On a normal non-traveling day back in the States, I would have simply stayed in bed and let muscle atrophy set in till supper time. This day was not one of those days. No time to complain, now each sunrise demands its daily cycling sacrifice, stiff back or no.

Thankfully we only had to cycle a short eighty kilometers away through boring but flat palm oil plantations. We were invited to live in the luxurious estate of the Beach Bayou Hotel, guests to David and Sabrina who had rented a flat on the property.

Many thank you's to Sabrina and David! Two German cyclists in their own right; they will be heading North to Thailand as Chris and I travel South to Singapore.

Completely welcoming and hospitable, they were joyed to learn after a hard days cycle, that we too would enjoy very much to simply shower and rest. Our feet never touched the water that afternoon. Our heads preferred too much the comfort of pillows and air conditioning. 

Not for nothing, we had a beach day the following morning. Warm, almost hot, water and cold milk atop cereal for lunch - it's days like these that curve my drive to live a super chaotic, successful, eventful, and stimulated life in exchange for this numb feeling brought on by deep breaths and even deeper ponderings about the origins of sea shells and fallen leafs.

The most traditional German style food you might ever get using Malay ingredients. Potato salad and sausages - YUM!

We naturally spent the night away playing cards, exchanging the games we knew for new Germatic games.

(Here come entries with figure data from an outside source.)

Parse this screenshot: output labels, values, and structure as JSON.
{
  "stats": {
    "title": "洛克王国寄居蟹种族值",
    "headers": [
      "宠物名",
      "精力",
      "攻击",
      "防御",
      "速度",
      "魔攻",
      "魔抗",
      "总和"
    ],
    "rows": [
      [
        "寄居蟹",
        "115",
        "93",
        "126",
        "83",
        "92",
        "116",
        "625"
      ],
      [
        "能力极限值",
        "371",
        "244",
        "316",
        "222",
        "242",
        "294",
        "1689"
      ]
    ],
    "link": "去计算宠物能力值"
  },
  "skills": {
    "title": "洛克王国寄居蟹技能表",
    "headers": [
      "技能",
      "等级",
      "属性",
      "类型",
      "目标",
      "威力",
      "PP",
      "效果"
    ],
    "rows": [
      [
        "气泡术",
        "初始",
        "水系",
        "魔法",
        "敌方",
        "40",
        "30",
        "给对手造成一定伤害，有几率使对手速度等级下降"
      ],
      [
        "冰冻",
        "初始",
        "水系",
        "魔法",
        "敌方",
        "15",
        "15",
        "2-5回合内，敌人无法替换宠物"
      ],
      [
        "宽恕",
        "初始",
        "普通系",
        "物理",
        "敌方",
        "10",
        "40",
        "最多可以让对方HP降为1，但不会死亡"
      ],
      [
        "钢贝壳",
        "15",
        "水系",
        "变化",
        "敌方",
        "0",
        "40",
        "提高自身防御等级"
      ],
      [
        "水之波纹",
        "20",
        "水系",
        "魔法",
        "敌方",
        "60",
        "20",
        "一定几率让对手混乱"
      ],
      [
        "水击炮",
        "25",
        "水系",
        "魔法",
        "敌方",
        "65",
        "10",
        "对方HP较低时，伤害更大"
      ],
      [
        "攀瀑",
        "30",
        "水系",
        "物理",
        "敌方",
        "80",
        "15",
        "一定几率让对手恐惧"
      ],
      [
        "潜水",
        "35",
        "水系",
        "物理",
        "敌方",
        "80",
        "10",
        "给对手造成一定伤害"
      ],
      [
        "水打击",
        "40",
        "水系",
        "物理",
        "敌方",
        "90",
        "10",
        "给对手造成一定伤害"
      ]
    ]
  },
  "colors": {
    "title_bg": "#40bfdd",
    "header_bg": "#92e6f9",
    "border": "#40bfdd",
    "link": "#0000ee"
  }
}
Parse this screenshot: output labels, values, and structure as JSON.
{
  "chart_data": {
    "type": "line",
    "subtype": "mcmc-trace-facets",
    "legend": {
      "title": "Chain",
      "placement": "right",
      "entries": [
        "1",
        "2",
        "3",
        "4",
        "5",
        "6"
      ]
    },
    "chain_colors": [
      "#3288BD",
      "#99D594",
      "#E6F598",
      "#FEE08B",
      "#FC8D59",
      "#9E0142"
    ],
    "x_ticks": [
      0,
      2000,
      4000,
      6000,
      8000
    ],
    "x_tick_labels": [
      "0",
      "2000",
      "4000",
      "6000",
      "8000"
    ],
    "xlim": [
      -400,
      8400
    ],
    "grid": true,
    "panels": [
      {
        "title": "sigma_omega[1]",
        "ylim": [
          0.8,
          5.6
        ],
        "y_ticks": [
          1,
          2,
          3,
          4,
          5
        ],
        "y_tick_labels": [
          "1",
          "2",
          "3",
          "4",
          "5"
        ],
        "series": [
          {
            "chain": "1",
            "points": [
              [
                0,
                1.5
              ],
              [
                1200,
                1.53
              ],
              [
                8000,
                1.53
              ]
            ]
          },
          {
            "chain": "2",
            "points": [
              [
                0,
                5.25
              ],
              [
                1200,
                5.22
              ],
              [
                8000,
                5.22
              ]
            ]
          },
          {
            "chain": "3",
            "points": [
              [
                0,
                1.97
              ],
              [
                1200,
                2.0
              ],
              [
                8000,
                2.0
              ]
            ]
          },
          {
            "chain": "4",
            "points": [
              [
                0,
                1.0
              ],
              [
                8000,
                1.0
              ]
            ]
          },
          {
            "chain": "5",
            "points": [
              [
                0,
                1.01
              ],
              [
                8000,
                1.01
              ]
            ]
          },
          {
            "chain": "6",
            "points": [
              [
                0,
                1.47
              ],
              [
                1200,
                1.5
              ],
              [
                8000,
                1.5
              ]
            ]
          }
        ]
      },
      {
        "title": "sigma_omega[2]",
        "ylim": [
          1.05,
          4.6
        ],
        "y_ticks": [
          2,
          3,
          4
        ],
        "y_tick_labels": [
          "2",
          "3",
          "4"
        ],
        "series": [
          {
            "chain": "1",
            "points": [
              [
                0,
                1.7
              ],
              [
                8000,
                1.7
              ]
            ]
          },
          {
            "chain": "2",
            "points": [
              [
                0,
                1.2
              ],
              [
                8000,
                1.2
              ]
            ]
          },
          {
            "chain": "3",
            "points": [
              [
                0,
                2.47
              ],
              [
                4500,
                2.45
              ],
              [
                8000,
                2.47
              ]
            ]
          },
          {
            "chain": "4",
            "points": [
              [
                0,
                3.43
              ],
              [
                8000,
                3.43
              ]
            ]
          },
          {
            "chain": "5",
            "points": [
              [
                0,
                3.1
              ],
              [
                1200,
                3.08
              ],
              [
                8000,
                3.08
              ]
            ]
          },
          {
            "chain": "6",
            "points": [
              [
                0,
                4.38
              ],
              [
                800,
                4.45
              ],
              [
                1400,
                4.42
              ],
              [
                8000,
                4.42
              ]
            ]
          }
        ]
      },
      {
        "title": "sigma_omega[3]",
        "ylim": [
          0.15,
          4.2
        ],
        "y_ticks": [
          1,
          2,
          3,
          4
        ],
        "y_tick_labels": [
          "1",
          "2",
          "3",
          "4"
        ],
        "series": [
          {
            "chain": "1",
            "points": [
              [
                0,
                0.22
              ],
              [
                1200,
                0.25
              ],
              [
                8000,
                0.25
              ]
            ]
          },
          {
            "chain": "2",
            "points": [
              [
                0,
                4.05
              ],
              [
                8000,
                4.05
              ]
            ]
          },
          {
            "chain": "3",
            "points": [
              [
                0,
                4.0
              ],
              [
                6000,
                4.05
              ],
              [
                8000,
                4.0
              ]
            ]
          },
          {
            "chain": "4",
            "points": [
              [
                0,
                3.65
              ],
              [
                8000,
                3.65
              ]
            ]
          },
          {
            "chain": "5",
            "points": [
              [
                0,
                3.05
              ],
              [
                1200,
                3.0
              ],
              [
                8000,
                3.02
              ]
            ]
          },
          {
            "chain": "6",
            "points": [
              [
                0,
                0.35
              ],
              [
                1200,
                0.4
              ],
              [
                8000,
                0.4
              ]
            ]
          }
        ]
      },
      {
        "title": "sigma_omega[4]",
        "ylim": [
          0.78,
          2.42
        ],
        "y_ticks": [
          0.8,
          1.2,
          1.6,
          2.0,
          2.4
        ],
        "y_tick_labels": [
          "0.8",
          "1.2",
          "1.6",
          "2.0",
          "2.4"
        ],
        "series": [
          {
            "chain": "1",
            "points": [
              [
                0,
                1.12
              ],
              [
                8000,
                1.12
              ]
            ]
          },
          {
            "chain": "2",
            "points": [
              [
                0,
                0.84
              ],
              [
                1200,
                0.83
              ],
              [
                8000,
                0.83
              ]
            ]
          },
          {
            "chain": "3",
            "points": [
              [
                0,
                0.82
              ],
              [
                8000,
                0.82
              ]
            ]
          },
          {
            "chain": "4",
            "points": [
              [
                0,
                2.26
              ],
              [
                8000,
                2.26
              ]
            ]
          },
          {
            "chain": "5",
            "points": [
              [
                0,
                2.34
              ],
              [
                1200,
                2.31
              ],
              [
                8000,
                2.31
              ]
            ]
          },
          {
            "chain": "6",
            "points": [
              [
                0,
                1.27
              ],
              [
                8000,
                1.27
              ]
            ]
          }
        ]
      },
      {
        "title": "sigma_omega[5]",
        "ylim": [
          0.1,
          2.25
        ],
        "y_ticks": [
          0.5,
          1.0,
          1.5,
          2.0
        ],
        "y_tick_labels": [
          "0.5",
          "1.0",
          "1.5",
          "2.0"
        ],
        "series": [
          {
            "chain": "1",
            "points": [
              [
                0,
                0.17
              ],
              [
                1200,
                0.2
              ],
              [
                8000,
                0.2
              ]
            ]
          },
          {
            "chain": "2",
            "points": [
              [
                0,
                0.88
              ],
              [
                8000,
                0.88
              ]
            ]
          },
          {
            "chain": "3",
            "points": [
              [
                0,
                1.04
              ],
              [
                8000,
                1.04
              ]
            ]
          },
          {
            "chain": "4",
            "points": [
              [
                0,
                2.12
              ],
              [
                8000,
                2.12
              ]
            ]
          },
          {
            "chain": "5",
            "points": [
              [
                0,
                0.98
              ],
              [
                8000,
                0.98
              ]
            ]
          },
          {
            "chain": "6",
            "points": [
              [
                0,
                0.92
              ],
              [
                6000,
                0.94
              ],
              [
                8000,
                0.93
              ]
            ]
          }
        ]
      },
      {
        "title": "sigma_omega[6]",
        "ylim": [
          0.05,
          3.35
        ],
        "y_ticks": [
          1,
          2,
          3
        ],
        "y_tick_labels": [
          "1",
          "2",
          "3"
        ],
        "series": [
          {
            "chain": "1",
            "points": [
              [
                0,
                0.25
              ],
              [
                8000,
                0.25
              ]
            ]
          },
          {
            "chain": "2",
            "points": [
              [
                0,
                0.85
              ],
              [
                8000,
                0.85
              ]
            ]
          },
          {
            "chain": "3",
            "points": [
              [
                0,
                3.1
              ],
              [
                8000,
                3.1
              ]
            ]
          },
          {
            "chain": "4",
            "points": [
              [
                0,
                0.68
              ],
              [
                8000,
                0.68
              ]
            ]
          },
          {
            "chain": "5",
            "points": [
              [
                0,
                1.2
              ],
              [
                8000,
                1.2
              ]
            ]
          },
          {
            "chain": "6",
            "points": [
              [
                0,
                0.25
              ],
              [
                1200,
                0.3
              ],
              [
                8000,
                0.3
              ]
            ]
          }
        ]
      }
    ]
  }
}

I, of course, over indulged myslef again while at the Hotel's all you can eat breakfast buffet. I ate all that I could eat, Chris slept. Maybe I should have slept in too. After kicking me out to ptepare for the lunch crowd, I was left for dead at the nearby hotel lobby couch; resting, scratching, indifferent to the swarms of people entering in and checking out as I looked hopelessly up at the ceiling asking why oh why did I do what I had just done, struggling to digest my meal like an overstuffed sea manatee outstretched upon a sea cliff rock under a bothering Sun. 

It's always hard to leave people's home. Not always because of the convenience of a nearby toilet or a door with a lock, more so because of our hosts - who we are very gracious to. Back on the bike, moving away from social conversations and back into the depths of my own thoughts, I biked South to Malacca.